The terms clinically stable and stable for transfer are frequently used by and familiar to emergency department and hospital staff. When it comes to compliance with the Emergency Medical Treatment and Labor Act (EMTALA) in hospitals, however, the key term is stabilized.
This article will provide clarity on the use of these important terms in everyday clinical practice as well as their impact on EMTALA complaint investigations. This information will be helpful to clinical, compliance, and administrative staff working in Medicare-participating hospitals.
EMTALA was signed into law in 1986. The law was passed to address nationwide outrage against what was then known as “patient dumping.” Some hospitals refused to provide care to individuals without insurance, the right type of insurance, or the ability to pay. Hospital staff would send patients to public hospitals, frequently with minimal or no treatment for their emergency medical conditions. This inappropriate “dumping” of patients resulted in harm and even death.
Hospitals, including critical access hospitals, that receive Medicare funding are required to comply with Medicare provider agreement requirements, which include compliance with EMTALA. EMTALA requires hospitals to provide a screening examination of all individuals who “come to the emergency department” for evaluation of possible emergency medical conditions. The hospitals must then provide stabilizing treatment for any emergency medical conditions identified or if unable to stabilize the patient, arrange appropriate transfers to facilities with the capabilities and capacity to provide the necessary treatment. The EMTALA requirements are located in the Medicare provider agreement regulations.
EMTALA applies to all individuals—not just Medicare and Medicaid beneficiaries—regardless of insured status, type of insurance, or ability to pay. Hospitals cannot refuse to provide emergency care to individuals based on race, color, national origin, age, disability, or sex. EMTALA also applies to individuals from outside of the United States who present to hospitals for evaluation of potential emergency medical conditions without regard to country of residency or immigration status.
Compliance and enforcement
Compliance with EMTALA is a complaint-driven process. In contrast to the routine compliance assessment of the Medicare conditions of participation for recertification or reaccreditation (which typically occurs every three years), EMTALA is not routinely surveyed.
Complaints to the Centers for Medicare & Medicaid Services (CMS) or the state survey agencies in state departments of health come from various sources including patients, family, friends, physicians, nurses, and other healthcare professionals. News reports can also generate complaints. CMS analysts are responsible for determining if an onsite investigation will be performed—even if the complaint is initially submitted to the state survey agency or another state health department division. The CMS Locations (previously known as Regional Offices) review the complaint and may even reinterview the complainant as needed. If the allegations of the complaint are determined to be serious enough to potentially result in an immediate jeopardy or condition-level finding, an on-site survey will be authorized. Complaint processes of Medicare and Medicaid providers and suppliers are described in “Chapter 5—Complaint Procedures” of the CMS State Operations Manual.

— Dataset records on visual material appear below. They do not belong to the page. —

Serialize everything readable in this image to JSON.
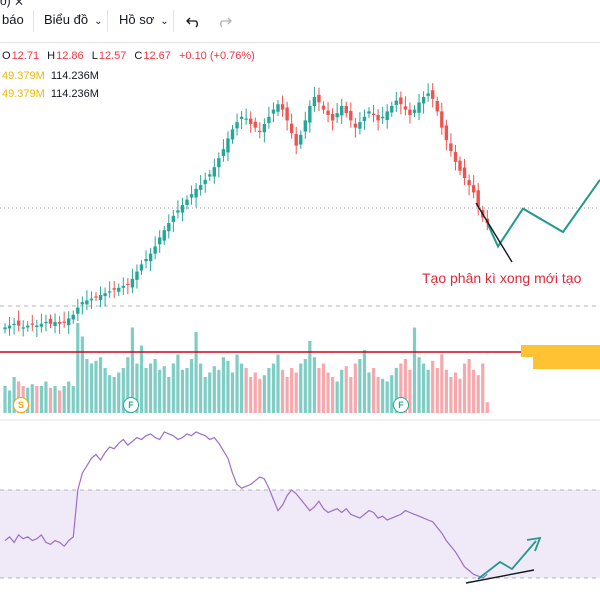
{
  "toolbar": {
    "partial_left": "ồ) ⨯",
    "bao_label": "báo",
    "chart_label": "Biểu đồ",
    "profile_label": "Hồ sơ",
    "undo_icon": "undo-icon",
    "redo_icon": "redo-icon"
  },
  "legend": {
    "open_key": "O",
    "open": "12.71",
    "high_key": "H",
    "high": "12.86",
    "low_key": "L",
    "low": "12.57",
    "close_key": "C",
    "close": "12.67",
    "change": "+0.10 (+0.76%)"
  },
  "volume_rows": [
    {
      "a": "49.379M",
      "b": "114.236M"
    },
    {
      "a": "49.379M",
      "b": "114.236M"
    }
  ],
  "annotation": "Tạo phân kì xong mới tạo",
  "markers": [
    {
      "letter": "S",
      "color": "#f7a600"
    },
    {
      "letter": "F",
      "color": "#22ab94"
    },
    {
      "letter": "F",
      "color": "#22ab94"
    }
  ],
  "colors": {
    "up": "#26a69a",
    "down": "#ef5350",
    "up_vol": "#7fcdc4",
    "down_vol": "#f5a9ad",
    "rsi": "#9c6fc7",
    "rsi_band": "#f0e9f8",
    "support": "#d0021b",
    "zone": "#ffc233",
    "annotation": "#e0283a",
    "projection": "#22998c",
    "divergence": "#131722"
  },
  "chart_data": {
    "type": "candlestick",
    "note_price_range": [
      10.0,
      18.5
    ],
    "prices": [
      11.85,
      11.9,
      11.95,
      11.9,
      11.85,
      11.9,
      11.95,
      11.9,
      11.95,
      12.0,
      11.95,
      12.0,
      11.95,
      12.0,
      12.1,
      12.2,
      12.4,
      12.55,
      12.6,
      12.65,
      12.7,
      12.75,
      12.8,
      12.85,
      12.9,
      12.95,
      13.0,
      13.05,
      13.2,
      13.4,
      13.6,
      13.75,
      13.9,
      14.1,
      14.35,
      14.55,
      14.75,
      14.95,
      15.1,
      15.25,
      15.4,
      15.55,
      15.7,
      15.8,
      15.95,
      16.1,
      16.3,
      16.55,
      16.8,
      17.1,
      17.35,
      17.55,
      17.7,
      17.65,
      17.5,
      17.4,
      17.3,
      17.5,
      17.7,
      17.9,
      18.05,
      17.9,
      17.6,
      17.25,
      16.9,
      17.2,
      17.6,
      18.0,
      18.25,
      18.1,
      17.9,
      17.75,
      17.6,
      17.8,
      18.0,
      17.8,
      17.6,
      17.4,
      17.55,
      17.7,
      17.85,
      17.75,
      17.6,
      17.7,
      17.85,
      18.0,
      18.15,
      18.05,
      17.9,
      17.75,
      17.9,
      18.1,
      18.25,
      18.35,
      18.2,
      17.85,
      17.4,
      17.05,
      16.75,
      16.45,
      16.2,
      16.0,
      15.8,
      15.6,
      15.2,
      14.9,
      14.75
    ],
    "projection_prices": [
      14.75,
      14.1,
      15.15,
      14.5,
      15.95
    ],
    "volumes": [
      0.3,
      0.25,
      0.4,
      0.35,
      0.3,
      0.28,
      0.32,
      0.3,
      0.3,
      0.35,
      0.28,
      0.3,
      0.25,
      0.3,
      0.35,
      0.3,
      1.0,
      0.85,
      0.6,
      0.55,
      0.58,
      0.62,
      0.5,
      0.42,
      0.4,
      0.45,
      0.5,
      0.62,
      0.95,
      0.55,
      0.75,
      0.5,
      0.55,
      0.6,
      0.48,
      0.52,
      0.4,
      0.55,
      0.65,
      0.48,
      0.5,
      0.6,
      0.9,
      0.55,
      0.4,
      0.45,
      0.52,
      0.48,
      0.62,
      0.58,
      0.45,
      0.65,
      0.55,
      0.5,
      0.4,
      0.45,
      0.38,
      0.42,
      0.5,
      0.55,
      0.65,
      0.48,
      0.4,
      0.5,
      0.45,
      0.55,
      0.6,
      0.8,
      0.62,
      0.5,
      0.55,
      0.45,
      0.4,
      0.35,
      0.48,
      0.52,
      0.4,
      0.55,
      0.6,
      0.7,
      0.45,
      0.5,
      0.4,
      0.38,
      0.35,
      0.42,
      0.5,
      0.55,
      0.6,
      0.48,
      0.95,
      0.62,
      0.55,
      0.48,
      0.58,
      0.5,
      0.65,
      0.48,
      0.4,
      0.45,
      0.38,
      0.55,
      0.6,
      0.48,
      0.42,
      0.55,
      0.12
    ],
    "rsi": [
      28,
      30,
      27,
      31,
      29,
      30,
      28,
      29,
      31,
      27,
      26,
      28,
      27,
      25,
      28,
      30,
      55,
      64,
      68,
      72,
      74,
      71,
      75,
      78,
      77,
      80,
      82,
      79,
      81,
      83,
      82,
      84,
      85,
      83,
      82,
      86,
      85,
      84,
      82,
      83,
      85,
      84,
      86,
      85,
      84,
      82,
      83,
      80,
      76,
      72,
      64,
      58,
      56,
      57,
      58,
      60,
      62,
      61,
      56,
      50,
      44,
      47,
      52,
      55,
      53,
      50,
      47,
      44,
      46,
      49,
      45,
      43,
      44,
      45,
      43,
      45,
      42,
      41,
      40,
      42,
      44,
      43,
      40,
      41,
      39,
      40,
      41,
      42,
      44,
      43,
      42,
      41,
      40,
      39,
      38,
      35,
      32,
      28,
      25,
      22,
      18,
      14,
      12,
      10,
      9,
      8,
      10
    ],
    "rsi_band": [
      30,
      70
    ]
  }
}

State and occasionally federal surveyors will present on-site to investigate the complaint’s allegations. The investigation will include a thorough assessment of all EMTALA requirements—not only the requirement(s) potentially implicated by the allegations. For example, suppose the complainant says they did not receive a complete medical screening examination (MSE). Then the survey will review medical record documentation of other emergency department patients to determine the presence and appropriateness of their MSEs. In addition, the investigation will also assess compliance with all other EMTALA requirements (e.g., stabilizing treatment, transfers, logs, on-call lists, signage, policies, procedures, etc.).
The on-site surveyors determine if the allegations of the complaint are substantiated and whether the hospital is currently in compliance with all EMTALA requirements. Additional unrelated findings may also be identified. The surveyor(s) complete the statement of deficiencies on Form CMS–2567, but the CMS analyst will make the final determination of compliance for the hospital.
If the provision of clinical care is in question, CMS will send the case to one of the Beneficiary and Family Centered Care Quality Improvement Organizations (QIO) for physician review. The QIO physicians will not weigh in on the compliance determination but will address questions regarding the care provided based on the capabilities and capacity of the hospital. The CMS analyst will review both the state investigation materials and the QIO physician reviewer comments on the CMS Exhibit 138 EMTALA Physician Review Worksheet to make the final determination of compliance.
The hospital will be notified of the survey results. If noncompliance is identified, the notification will include whether the hospital is at risk of termination in 23 days (immediate jeopardy level) or 90 days (condition level). The hospital must then submit a plan of correction within 10 days to address each issue. The CMS analyst will review the plan and, if deemed acceptable, will authorize a revisit survey by the state to ensure compliance has been achieved. The revisit survey must be completed prior to the tentative termination date. The process from initial to final survey can occur over a few weeks but may also last months.